RELAY.Art Failover Drill¶

Runbook for the quarterly RELAY HA failover drill — confirms standby .241 correctly takes over when primary .240 fails.

Goal¶

Validate < 5s failover + zero telemetry loss across the drill.

kubectl get pods -n relay-art
curl -fsS https://dashboard.test-bench/api/relay/status

Note: primary leader, standby ready, current FLOW ingest rate.

for i in {1..6}; do
  curl -fsS https://dashboard.test-bench/api/relay/metrics | jq .ingest_bps
  sleep 10
done

kubectl exec -it relay-240 -n relay-art -- \
  kill 1   # kills primary container; K8s restarts after the drill

watch -n 0.5 'curl -fsS https://dashboard.test-bench/api/relay/status | jq .leader'

for i in {1..6}; do
  curl -fsS https://dashboard.test-bench/api/relay/metrics | jq .ingest_bps
  sleep 10
done

Compare vs baseline: gap should be < 5s of zero ingest. Any gap larger = drill fail.
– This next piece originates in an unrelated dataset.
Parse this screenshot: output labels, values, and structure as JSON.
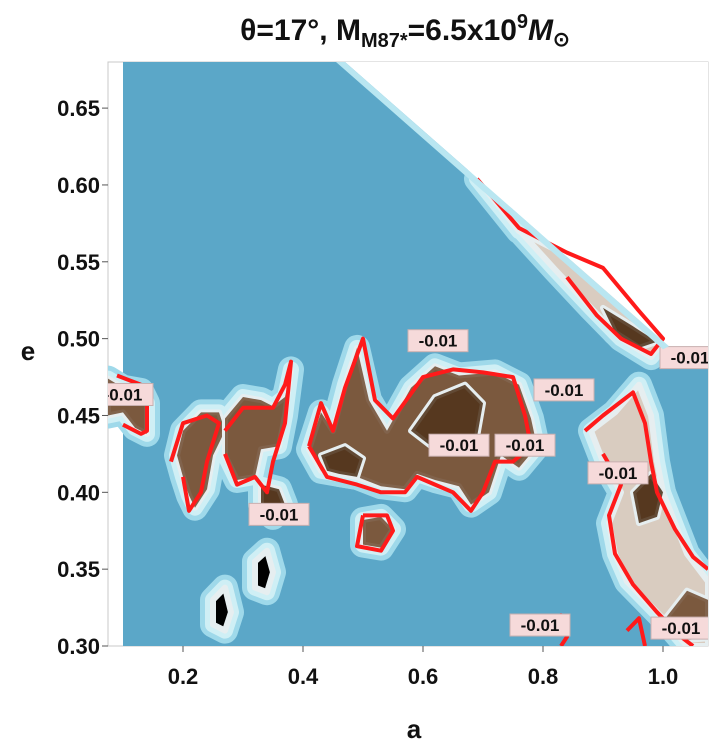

# Expected: .241 is now leader; .240 reports "isolated"
kubectl get pods -n relay-art -o wide

After the drill, allow primary to come back online:

kubectl delete pod relay-240 -n relay-art   # forces fresh start
kubectl wait --for=condition=ready pod relay-240 -n relay-art --timeout=120s

Wait 30s — standby should yield primary role to .240 (asymmetric handoff). Verify:

curl -fsS https://dashboard.test-bench/api/relay/status | jq .leader
# expected: relay-240

If failback fails or telemetry stays broken: 1. Force .241 back to primary:

kubectl exec -it relay-241 -n relay-art -- relay-cli promote

2. File a P1 ticket for the bench team.